With recent interviews mostly focusing on the single player portion of the game, we thought it was time to do an interview that is all about Elite Force II's multiplayer. We managed to pull lead programmer Steven Peeler and lead level designer Jerry Keehan away from the game long enough to answer our questions.
What's the current status of multiplayer development?
The EF2 multiplayer component is essentially finished. At this time, we’re only adding last minute polish and balancing. All of our multiplayer modes are still being played constantly to make sure they’re as fun and balanced as possible, and feedback from this testing may result in small changes here and there before the game ships.
What general feel are you going for? Fast-paced a la Quake III Arena or realistic like Medal of Honor: Allied Assault?
The pace of Elite Force II multiplayer is more comparable to the Quake 3 style of play. With that said, Elite Force II gameplay has its own unique feel, thanks in part to the wide variety of weaponry available to the player.
What gameplay modes will be featured in the game?
Many of the familiar multiplayer game modes will be included in the game at launch. Elite Force II features Holomatch, Team Holomatch, Capture the Flag, and One Flag CTF. In addition, we plan to include unique modes such as Control Points, Domination, Power Struggle, and Bomb Diffusal.
Can you tell us more about the Plasma Bomb Diffusal mode?
The goal of EF2’s Bomb Diffusal mode is simple: destroy the other team's base and make sure that they don't do the same to yours. This mode is very fast paced and requires good teamwork and cooperation to beat your opponents.
There are also gameplay modifiers, like Power Struggle and Auto Handicap. How are they going to work?
In Power Struggle, your team is attempting to destroy the opposing team’s power source “singularity” while keeping yours intact. In order to destroy a singularity, your team has to do enough damage to it. This isn't quite as easy as it sounds, as not only will the opposing team be defending their singularity, they’ll be able to repair it with their Tricorders.

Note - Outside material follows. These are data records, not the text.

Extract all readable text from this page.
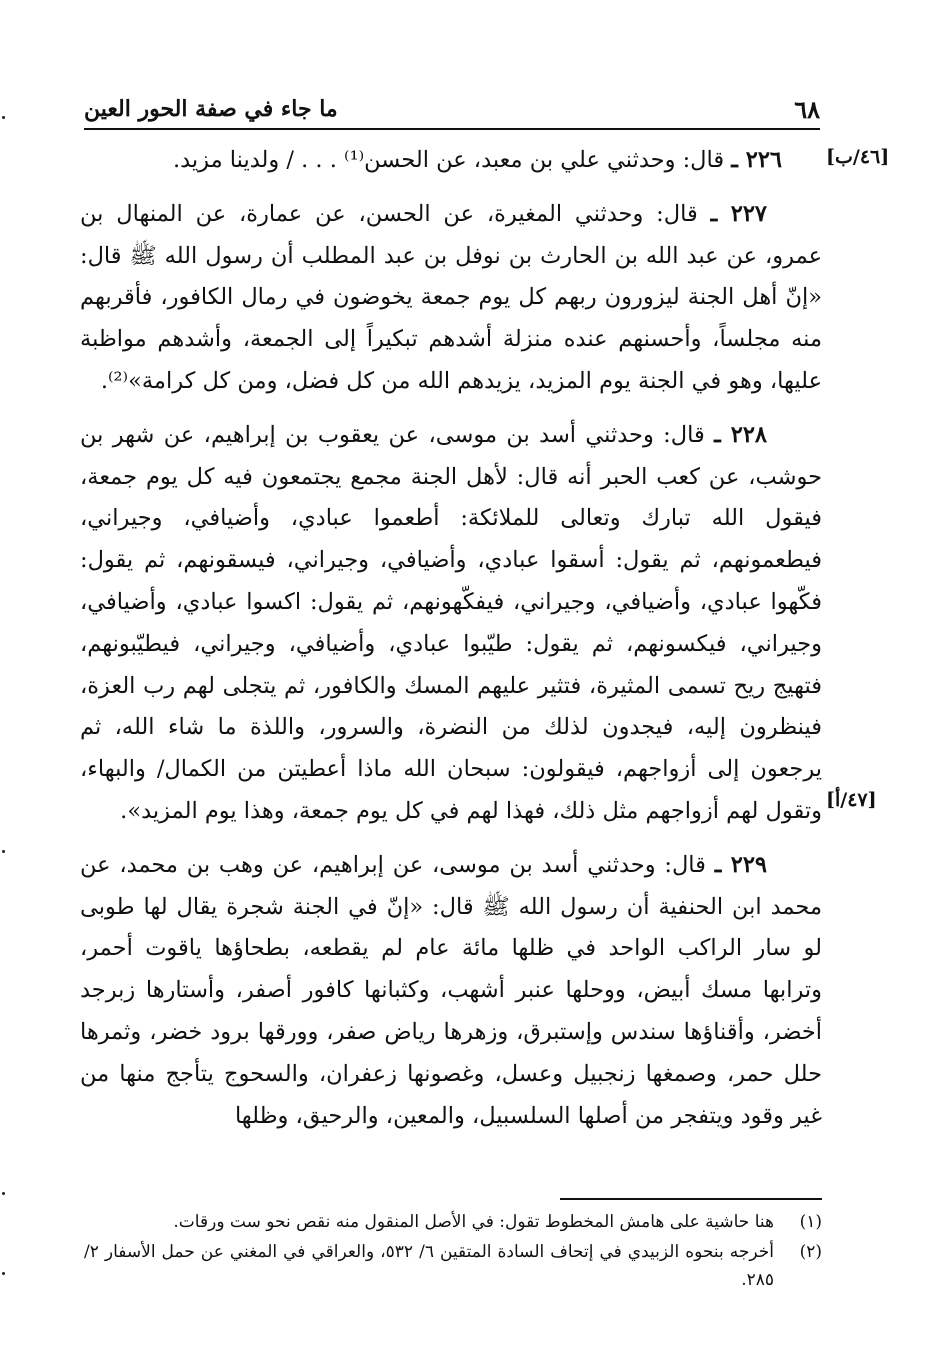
٦٨
ما جاء في صفة الحور العين
[٤٦/ب]
[٤٧/أ]

٢٢٦ ـ قال: وحدثني علي بن معبد، عن الحسن⁽¹⁾ . . . / ولدينا مزيد.

٢٢٧ ـ قال: وحدثني المغيرة، عن الحسن، عن عمارة، عن المنهال بن عمرو، عن عبد الله بن الحارث بن نوفل بن عبد المطلب أن رسول الله ﷺ قال: «إنّ أهل الجنة ليزورون ربهم كل يوم جمعة يخوضون في رمال الكافور، فأقربهم منه مجلساً، وأحسنهم عنده منزلة أشدهم تبكيراً إلى الجمعة، وأشدهم مواظبة عليها، وهو في الجنة يوم المزيد، يزيدهم الله من كل فضل، ومن كل كرامة»⁽²⁾.

٢٢٨ ـ قال: وحدثني أسد بن موسى، عن يعقوب بن إبراهيم، عن شهر بن حوشب، عن كعب الحبر أنه قال: لأهل الجنة مجمع يجتمعون فيه كل يوم جمعة، فيقول الله تبارك وتعالى للملائكة: أطعموا عبادي، وأضيافي، وجيراني، فيطعمونهم، ثم يقول: أسقوا عبادي، وأضيافي، وجيراني، فيسقونهم، ثم يقول: فكّهوا عبادي، وأضيافي، وجيراني، فيفكّهونهم، ثم يقول: اكسوا عبادي، وأضيافي، وجيراني، فيكسونهم، ثم يقول: طيّبوا عبادي، وأضيافي، وجيراني، فيطيّبونهم، فتهيج ريح تسمى المثيرة، فتثير عليهم المسك والكافور، ثم يتجلى لهم رب العزة، فينظرون إليه، فيجدون لذلك من النضرة، والسرور، واللذة ما شاء الله، ثم يرجعون إلى أزواجهم، فيقولون: سبحان الله ماذا أعطيتن من الكمال/ والبهاء، وتقول لهم أزواجهم مثل ذلك، فهذا لهم في كل يوم جمعة، وهذا يوم المزيد».

٢٢٩ ـ قال: وحدثني أسد بن موسى، عن إبراهيم، عن وهب بن محمد، عن محمد ابن الحنفية أن رسول الله ﷺ قال: «إنّ في الجنة شجرة يقال لها طوبى لو سار الراكب الواحد في ظلها مائة عام لم يقطعه، بطحاؤها ياقوت أحمر، وترابها مسك أبيض، ووحلها عنبر أشهب، وكثبانها كافور أصفر، وأستارها زبرجد أخضر، وأقناؤها سندس وإستبرق، وزهرها رياض صفر، وورقها برود خضر، وثمرها حلل حمر، وصمغها زنجبيل وعسل، وغصونها زعفران، والسحوج يتأجج منها من غير وقود ويتفجر من أصلها السلسبيل، والمعين، والرحيق، وظلها

(١)
هنا حاشية على هامش المخطوط تقول: في الأصل المنقول منه نقص نحو ست ورقات.

(٢)
أخرجه بنحوه الزبيدي في إتحاف السادة المتقين ٦/ ٥٣٢، والعراقي في المغني عن حمل الأسفار ٢/ ٢٨٥.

The Auto Handicap feature allows the server to handicap players who are performing above and beyond the rest of the field by lowering their damage yield. Of course, this setting is entirely optional.
Will players be able to play against bots?
Absolutely! Elite Force II features numerous fun and challenging bots, each with various levels of difficulty.
Let's talk about the multiplayer arenas. How many will the game ship with?
There will be approximately 13 multiplayer maps shipping with the final game, all supporting various modes of gameplay. As always, this number may change as we tweak the ga me.
Are these mostly converted single player environments or original maps?
All Elite Force II multiplayer maps are specifically designed for the multiplayer aspect of the game.
Will the Tricorder be available in multiplayer? If so, what function(s) will it serve?
The Tricorder will see use in some of EF2’s unique multiplayer modes. The player will be able to arm and diffuse bombs in Bomb Diffusal with it, as well as repair their team’s singularity in Power Struggle.
Are you incorporating Punkbuster or a similar software to combat cheating?
We have not yet decided what measures we’ll be taking to reduce online cheating with Elite Force II. As our testing progresses, we’ll be addressing this issue further.
That's all for now, folks. We would like to thank lead level designer Jerry Keehan and lead programmer Steven Peeler for taking the time to answer our questions, as well as Chris Stockman and Activision's PR cyborg Mike Larson for making this interview possible.